T O P I C R E V I E W
Member # 17139
posted 04-15-2004 09:17 PM
After my boyfriend found out about what i did, it got really bad. I mean hes healing, and we can be having a good conversation, but then he remembers about what i did, then he starts cussing at me and calling me ALL SORTS OF HORRIBLE names. It hurts me soo much. and he asks me if im willing to deal with it, and i say yes. he says he treats me like that sometimes cuz of what i did. He says i should deal with it cuz i love him, and he deals with me cuz he loves me also. Soemtimes i ask myself if dealing with all this is the right thing to do. I love him and he loves me, but when he remembers, he hurts me with his words. and he says for me to keep my mouth shut. I need someones advice. and i dont want to leave him, i just dont know how to deal with all this pain hes giving me. When we make love its allright, but then later, he remembers, and he calls me a slut and other names. I know i deserve it cuz of what i did, and i changed my ways, but it really does hurt. What can i do to make him understand that what hes doing is hurting me too much.I cant take another fight
Member # 9702
posted 04-16-2004 12:36 AM
What you did? Maybe you talked about this in a previous post, but I have no idea what you're talking about, please clarify.

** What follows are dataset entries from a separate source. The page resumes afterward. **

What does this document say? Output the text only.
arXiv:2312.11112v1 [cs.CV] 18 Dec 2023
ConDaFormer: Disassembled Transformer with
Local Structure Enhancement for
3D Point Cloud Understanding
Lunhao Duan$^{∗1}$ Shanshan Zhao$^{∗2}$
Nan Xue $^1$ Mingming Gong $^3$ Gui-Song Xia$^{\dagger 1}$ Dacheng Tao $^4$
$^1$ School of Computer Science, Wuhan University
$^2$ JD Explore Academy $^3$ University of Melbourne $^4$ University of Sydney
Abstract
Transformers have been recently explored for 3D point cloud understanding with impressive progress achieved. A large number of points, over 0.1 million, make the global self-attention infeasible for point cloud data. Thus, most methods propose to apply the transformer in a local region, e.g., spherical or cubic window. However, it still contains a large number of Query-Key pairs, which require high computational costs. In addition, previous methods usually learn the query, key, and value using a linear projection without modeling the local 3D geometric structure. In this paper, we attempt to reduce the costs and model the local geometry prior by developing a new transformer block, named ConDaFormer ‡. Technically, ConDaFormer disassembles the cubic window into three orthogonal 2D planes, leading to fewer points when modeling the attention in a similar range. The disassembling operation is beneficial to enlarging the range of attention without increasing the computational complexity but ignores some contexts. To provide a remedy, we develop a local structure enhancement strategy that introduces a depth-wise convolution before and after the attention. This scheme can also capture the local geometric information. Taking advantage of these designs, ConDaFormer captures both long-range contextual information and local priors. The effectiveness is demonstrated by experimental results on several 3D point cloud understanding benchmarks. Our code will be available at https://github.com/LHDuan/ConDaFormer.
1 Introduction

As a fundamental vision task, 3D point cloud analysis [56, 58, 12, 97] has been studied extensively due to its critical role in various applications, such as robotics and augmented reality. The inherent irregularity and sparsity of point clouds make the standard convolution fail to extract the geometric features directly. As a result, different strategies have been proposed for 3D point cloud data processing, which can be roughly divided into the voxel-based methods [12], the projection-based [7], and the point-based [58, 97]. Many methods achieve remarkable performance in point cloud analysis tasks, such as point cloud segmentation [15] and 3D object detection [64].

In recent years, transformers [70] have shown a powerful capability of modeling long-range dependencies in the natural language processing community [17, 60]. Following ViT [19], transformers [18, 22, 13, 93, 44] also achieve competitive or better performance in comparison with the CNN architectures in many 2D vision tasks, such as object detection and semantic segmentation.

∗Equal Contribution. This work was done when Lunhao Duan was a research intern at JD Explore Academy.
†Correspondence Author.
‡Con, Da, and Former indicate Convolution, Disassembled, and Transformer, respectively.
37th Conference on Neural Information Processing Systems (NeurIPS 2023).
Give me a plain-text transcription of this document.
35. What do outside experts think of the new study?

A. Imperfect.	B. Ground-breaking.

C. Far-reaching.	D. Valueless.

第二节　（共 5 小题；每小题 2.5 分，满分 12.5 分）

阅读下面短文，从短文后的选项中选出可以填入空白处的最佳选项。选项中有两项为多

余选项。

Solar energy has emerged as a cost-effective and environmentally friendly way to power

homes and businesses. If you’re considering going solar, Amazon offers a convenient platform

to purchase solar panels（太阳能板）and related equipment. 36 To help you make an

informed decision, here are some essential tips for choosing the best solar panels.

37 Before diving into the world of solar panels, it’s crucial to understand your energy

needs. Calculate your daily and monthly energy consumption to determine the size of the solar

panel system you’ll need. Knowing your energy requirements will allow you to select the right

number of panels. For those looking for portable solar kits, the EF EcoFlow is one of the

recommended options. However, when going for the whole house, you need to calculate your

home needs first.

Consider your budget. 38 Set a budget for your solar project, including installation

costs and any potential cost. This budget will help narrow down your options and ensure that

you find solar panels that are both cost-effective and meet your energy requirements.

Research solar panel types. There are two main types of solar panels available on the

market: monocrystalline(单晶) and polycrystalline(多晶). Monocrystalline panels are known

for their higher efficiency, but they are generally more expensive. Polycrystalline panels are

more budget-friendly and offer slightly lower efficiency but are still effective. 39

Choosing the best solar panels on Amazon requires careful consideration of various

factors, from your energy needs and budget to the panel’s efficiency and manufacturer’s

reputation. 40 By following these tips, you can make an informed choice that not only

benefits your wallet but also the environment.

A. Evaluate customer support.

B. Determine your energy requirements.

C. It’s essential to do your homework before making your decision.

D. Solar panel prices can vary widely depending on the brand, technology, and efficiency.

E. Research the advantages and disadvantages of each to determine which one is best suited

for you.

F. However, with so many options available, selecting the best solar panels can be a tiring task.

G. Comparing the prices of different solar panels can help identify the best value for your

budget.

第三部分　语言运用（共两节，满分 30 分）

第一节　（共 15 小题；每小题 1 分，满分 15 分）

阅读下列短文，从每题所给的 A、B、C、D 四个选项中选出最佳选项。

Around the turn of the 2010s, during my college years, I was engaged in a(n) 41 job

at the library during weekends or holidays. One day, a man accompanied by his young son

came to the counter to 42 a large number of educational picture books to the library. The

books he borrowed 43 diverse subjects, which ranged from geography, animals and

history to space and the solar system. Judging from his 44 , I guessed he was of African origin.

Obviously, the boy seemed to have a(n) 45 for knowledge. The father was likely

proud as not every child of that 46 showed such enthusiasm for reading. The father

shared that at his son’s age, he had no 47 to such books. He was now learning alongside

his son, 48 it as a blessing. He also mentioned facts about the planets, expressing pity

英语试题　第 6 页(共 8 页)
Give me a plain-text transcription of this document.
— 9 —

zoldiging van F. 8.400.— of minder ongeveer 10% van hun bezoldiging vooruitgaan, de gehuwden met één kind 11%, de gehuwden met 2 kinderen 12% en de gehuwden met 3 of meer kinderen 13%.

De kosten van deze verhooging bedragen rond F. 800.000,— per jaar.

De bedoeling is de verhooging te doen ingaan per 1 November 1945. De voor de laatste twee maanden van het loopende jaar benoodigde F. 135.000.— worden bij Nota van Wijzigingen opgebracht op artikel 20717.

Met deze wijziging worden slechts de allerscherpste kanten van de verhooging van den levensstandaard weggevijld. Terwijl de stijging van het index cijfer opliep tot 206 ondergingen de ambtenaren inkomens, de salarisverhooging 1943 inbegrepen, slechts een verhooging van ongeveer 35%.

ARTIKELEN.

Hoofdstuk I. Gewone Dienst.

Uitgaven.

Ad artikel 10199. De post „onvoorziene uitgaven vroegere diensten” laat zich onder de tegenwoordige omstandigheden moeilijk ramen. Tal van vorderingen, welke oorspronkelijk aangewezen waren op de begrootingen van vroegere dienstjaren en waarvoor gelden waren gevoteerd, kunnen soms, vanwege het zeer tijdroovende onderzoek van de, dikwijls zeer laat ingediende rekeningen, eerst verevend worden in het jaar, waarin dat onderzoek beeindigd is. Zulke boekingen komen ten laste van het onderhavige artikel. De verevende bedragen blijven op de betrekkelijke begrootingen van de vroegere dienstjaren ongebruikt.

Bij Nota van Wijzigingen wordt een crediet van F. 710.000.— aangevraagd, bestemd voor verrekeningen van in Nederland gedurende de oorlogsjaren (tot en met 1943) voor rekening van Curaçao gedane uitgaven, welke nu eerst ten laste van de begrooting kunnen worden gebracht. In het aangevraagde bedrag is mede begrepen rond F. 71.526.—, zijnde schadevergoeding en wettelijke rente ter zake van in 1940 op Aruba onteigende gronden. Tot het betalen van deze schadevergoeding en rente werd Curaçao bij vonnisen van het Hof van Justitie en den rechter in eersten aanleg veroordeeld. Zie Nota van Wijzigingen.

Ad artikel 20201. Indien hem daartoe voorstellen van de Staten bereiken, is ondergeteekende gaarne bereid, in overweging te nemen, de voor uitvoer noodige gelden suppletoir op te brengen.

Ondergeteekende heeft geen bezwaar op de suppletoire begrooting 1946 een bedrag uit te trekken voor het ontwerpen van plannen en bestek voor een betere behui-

*Don't doubt yourself, or your love, even if someone is doubting you.
Member # 8067
posted 04-16-2004 08:09 AM
Even if you
had cheated on him, verbally abusing you and like this would not be okay.
Given that (from what you've said in the other thread) you were actually raped and he's been trying to convince you it's was your "fault", it's way, way out of line.
You do not in any way deserve this treatment, and the fact that he's telling you that you do is extremely worrying.
Please take a look at
The Abusive Partner Checklist and ask yourself if this relationship is actually safe or healthy for you.
Member # 1371
posted 04-16-2004 09:19 AM
Love does not equal abuse. He's not worth it. Right now it might seem like he is, but he isn't. If your friend came to you and told you this story, what would you tell her?
I'll repeat what I said before; get out. get out NOW. And tell this jerk to stay far away from you.
Member # 14592
posted 04-16-2004 10:24 AM
I know this is hard to hear...
But he is verbally abusing you. There is no excuse for abuse. None. EVER. And it is NEVER your fault- I don't care what you did. There's a difference between cheating on someone and they get upset and say hurtful things- and them abusing you, using that as a scapegoat.
From what you've said, it seems to me like he would have started this if you'd done anything- from cheat on him to cutting your hair in a way he didn't like.
Please get out of that relationship as fast as you can. *hugs* if ok.
Member # 17139
posted 04-16-2004 02:52 PM
Yeah, i know its wrong and i should leave, and when i get the strength to leave, i get weak, i just cannot do it. He always tells me something to convince me not to do it. Im scared to be alone. To me, all other guys just want you in bed, but he never did. He has always been there for me, and cared. but ever since i messed up, he just treats me bad most of the time, only when he remembers.
Member # 3
posted 04-16-2004 03:09 PM
Cannot and will not aren't the same thing.
Unless someone is literally holding you down, you CAN leave. You are choosing not to.
And while you're saying the mistreatment only occurred after this situation -- a situation, mind you, that from your accounts was a rape, one you are now facing EXTRA challenges getting over because of this boyfriend -- that doesn't make it better, excuse it, or change the facts that right now, you are in a dysfunctional and unhealthy relationship in which you are being verbally abused and mistreated.
Him being good with his words to coerce you into staying is actually very common behaviour among abusers. You can hold him accountable -- and I suggest you do -- for his behaviour. But you can't point the finger at him for YOUR inability to leave and be independent. That's yours.
You hit the real nail on the head when you said " I'm scared to be alone."
Because the fact of the matter is that anyone who IS scared to be alone cannot make sound judgements and choices about relationships until they are no longer scared of that. It's simply not possible.
Everyone can be alone, and not wanting to is one of the worst reasons for avoiding it, and avoiding it via having relationships, that there is.
So, I'd suggest -- as have others -- that you take a risk and do so. I can absolutely assure you that being alone will not be worse than being verbally abused. And that doing so, and being comfortable with it, will change your life immeasurably when it comes to how you feel about yourself, and when it comes to who you allow into your intimate life and emotional world. You'll find that once you ARE fine, all by yourself, that you will in no way tolerate relationships in which you aren't treated with real respect and care, even in crisis situations, and you'll be amazed what you let yourself get into, and tolerate, before.
But truth be told, if you're not willing to do that, there isn't a whole lot anyone here can do for you at this point.
Heather Corinna Editor and Founder, Scarleteen My epitaph should read: "She worked herself into this ground." -- Kay Bailey Hutchinson
[This message has been edited by Miz Scarlet (edited 04-16-2004).]